Social change is the nature this class of entrepreneurship, and it is inevitable, says Jude Thomas, who generated the brand valuation concept which is used as a strategic business tool to Indian industry.

“When you can make a difference and get a fair return on it, then why not,” he said during a talk at the GRD School of Commerce and International Business.

Doing good brings no money is a thing of the past, he said.

They now complement each other, hardly contradict.

Some of the big dreams, said Jude Thomas, that translated into making a difference are Bengaluru-based Akshaya Patra, a mid-day meal scheme that has touched its one billionth meal.

A shining example is Airbnb (airbed and breakfast), an online marketplace that enables people to list, find, then rent vacation homes for a processing fee. They accommodated guests in their spare rooms on air mattresses and provided then homemade breakfast.

Social entrepreneurship in India was born out of an attitudinal shift from scarcity to abundance, he said.

“The scarcity mentality was embedded in the previous generations as against today’s abundance outlook,” Jude Thomas explained.

This mindset has boded well for the present generation as they are “taking money for granted” and didn’t treat it as an impetus to business.

The new-age entrepreneurship is rooted to a social structure and has started taking the business world by storm with a bottom up approach.

Some of the most successful business ideas are found at the bottom of the pyramid – which belongs to the disadvantaged in the society.

Chic shampoo sachet is an idea gathered from the bottom of the pyramid and helped the daily wage earner to not just keep a clean head but also “to pay as he earns”.

A man at the bottom of the pyramid could enjoy the product as he could afford it in small quantities, with the returns not anything less for the business.
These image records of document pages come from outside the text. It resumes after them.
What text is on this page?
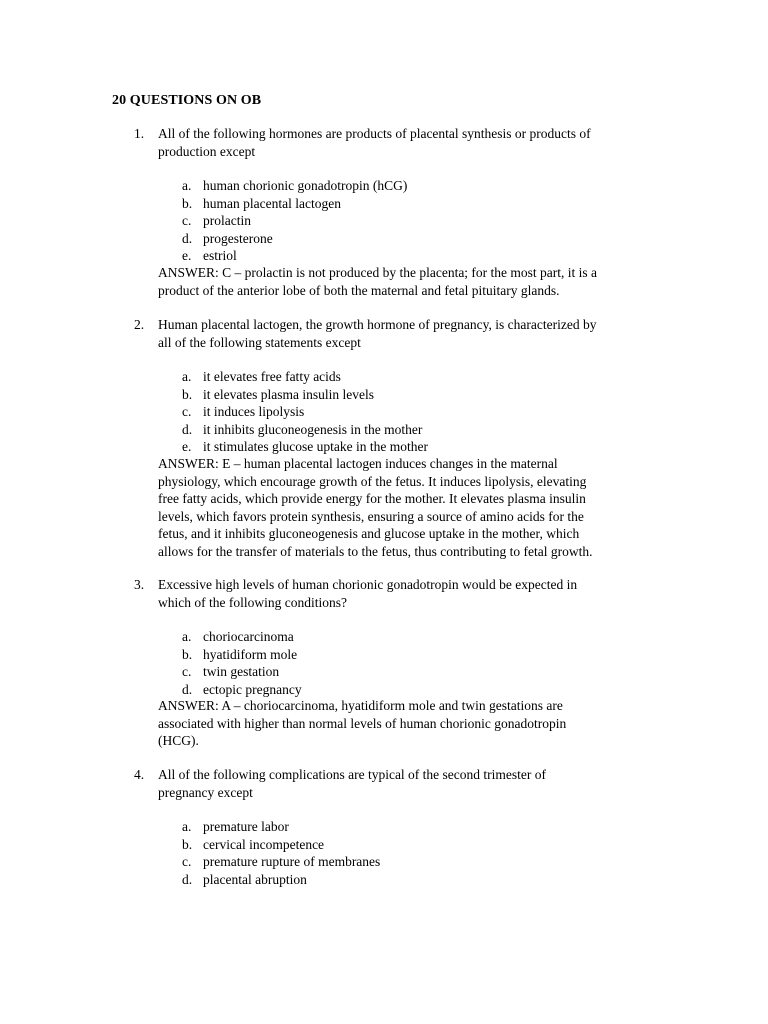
20 QUESTIONS ON OB
1.	All of the following hormones are products of placental synthesis or products of
production except
a. human chorionic gonadotropin (hCG)
b. human placental lactogen
c. prolactin
d. progesterone
e. estriol
ANSWER: C – prolactin is not produced by the placenta; for the most part, it is a
product of the anterior lobe of both the maternal and fetal pituitary glands.
2.	Human placental lactogen, the growth hormone of pregnancy, is characterized by
all of the following statements except
a. it elevates free fatty acids
b. it elevates plasma insulin levels
c. it induces lipolysis
d. it inhibits gluconeogenesis in the mother
e. it stimulates glucose uptake in the mother
ANSWER: E – human placental lactogen induces changes in the maternal
physiology, which encourage growth of the fetus. It induces lipolysis, elevating
free fatty acids, which provide energy for the mother. It elevates plasma insulin
levels, which favors protein synthesis, ensuring a source of amino acids for the
fetus, and it inhibits gluconeogenesis and glucose uptake in the mother, which
allows for the transfer of materials to the fetus, thus contributing to fetal growth.
3.	Excessive high levels of human chorionic gonadotropin would be expected in
which of the following conditions?
a. choriocarcinoma
b. hyatidiform mole
c. twin gestation
d. ectopic pregnancy
ANSWER: A – choriocarcinoma, hyatidiform mole and twin gestations are
associated with higher than normal levels of human chorionic gonadotropin
(HCG).
4.	All of the following complications are typical of the second trimester of
pregnancy except
a. premature labor
b. cervical incompetence
c. premature rupture of membranes
d. placental abruption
Who will fund these ideas?

Private equities, says Jude Thomas.

“Today, capital is chasing new ideas.”

The scenario is a far cry from going to banks with a begging bowl and parcels of documents that serve as security against the loan you may get, he said.

“If you have a business idea you believe in, structure it and pitch it to a potential investor.”
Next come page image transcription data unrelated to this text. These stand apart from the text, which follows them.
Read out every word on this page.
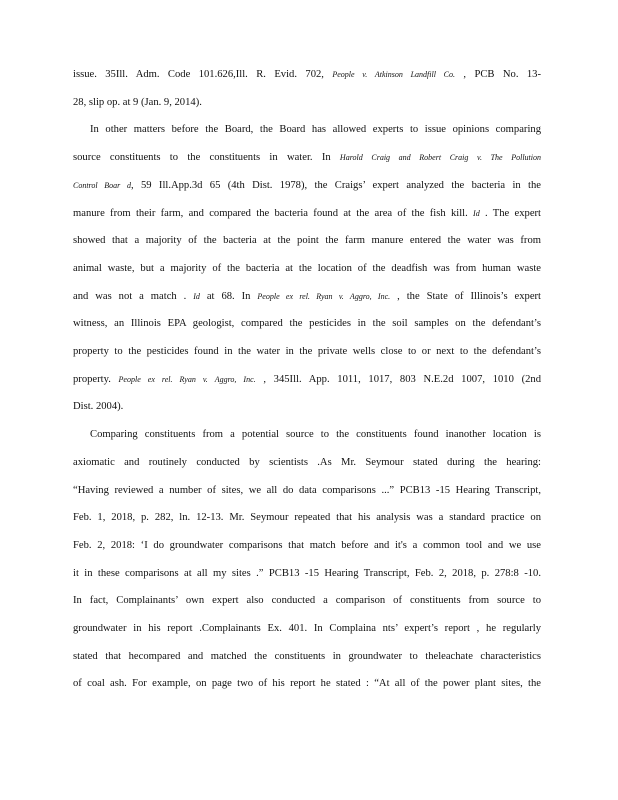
issue. 35Ill. Adm. Code 101.626,Ill. R. Evid. 702, People v. Atkinson Landfill Co. , PCB No. 13-
28, slip op. at 9 (Jan. 9, 2014).
In other matters before the Board, the Board has allowed experts to issue opinions comparing
source constituents to the constituents in water. In Harold Craig and Robert Craig v. The Pollution
Control Boar d, 59 Ill.App.3d 65 (4th Dist. 1978), the Craigs’ expert analyzed the bacteria in the
manure from their farm, and compared the bacteria found at the area of the fish kill. Id . The expert
showed that a majority of the bacteria at the point the farm manure entered the water was from
animal waste, but a majority of the bacteria at the location of the deadfish was from human waste
and was not a match . Id at 68. In People ex rel. Ryan v. Aggro, Inc. , the State of Illinois’s expert
witness, an Illinois EPA geologist, compared the pesticides in the soil samples on the defendant’s
property to the pesticides found in the water in the private wells close to or next to the defendant’s
property. People ex rel. Ryan v. Aggro, Inc. , 345Ill. App. 1011, 1017, 803 N.E.2d 1007, 1010 (2nd
Dist. 2004).
Comparing constituents from a potential source to the constituents found inanother location is
axiomatic and routinely conducted by scientists .As Mr. Seymour stated during the hearing:
“Having reviewed a number of sites, we all do data comparisons ...” PCB13 -15 Hearing Transcript,
Feb. 1, 2018, p. 282, ln. 12-13. Mr. Seymour repeated that his analysis was a standard practice on
Feb. 2, 2018: ‘I do groundwater comparisons that match before and it's a common tool and we use
it in these comparisons at all my sites .” PCB13 -15 Hearing Transcript, Feb. 2, 2018, p. 278:8 -10.
In fact, Complainants’ own expert also conducted a comparison of constituents from source to
groundwater in his report .Complainants Ex. 401. In Complaina nts’ expert’s report , he regularly
stated that hecompared and matched the constituents in groundwater to theleachate characteristics
of coal ash. For example, on page two of his report he stated : “At all of the power plant sites, the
And why would a high net worth individual be interested in a bizarre start-up idea and relatively small change he could make from your business?

“They are excited about the breezy change the ‘bizarre’ venture is bringing to their boring multi-billion dollar business.”

Young entrepreneurs have a new environment to play in order to make a difference, and money in the bargain, and who anyway wants to be burdened with bosses, bonus and salaries.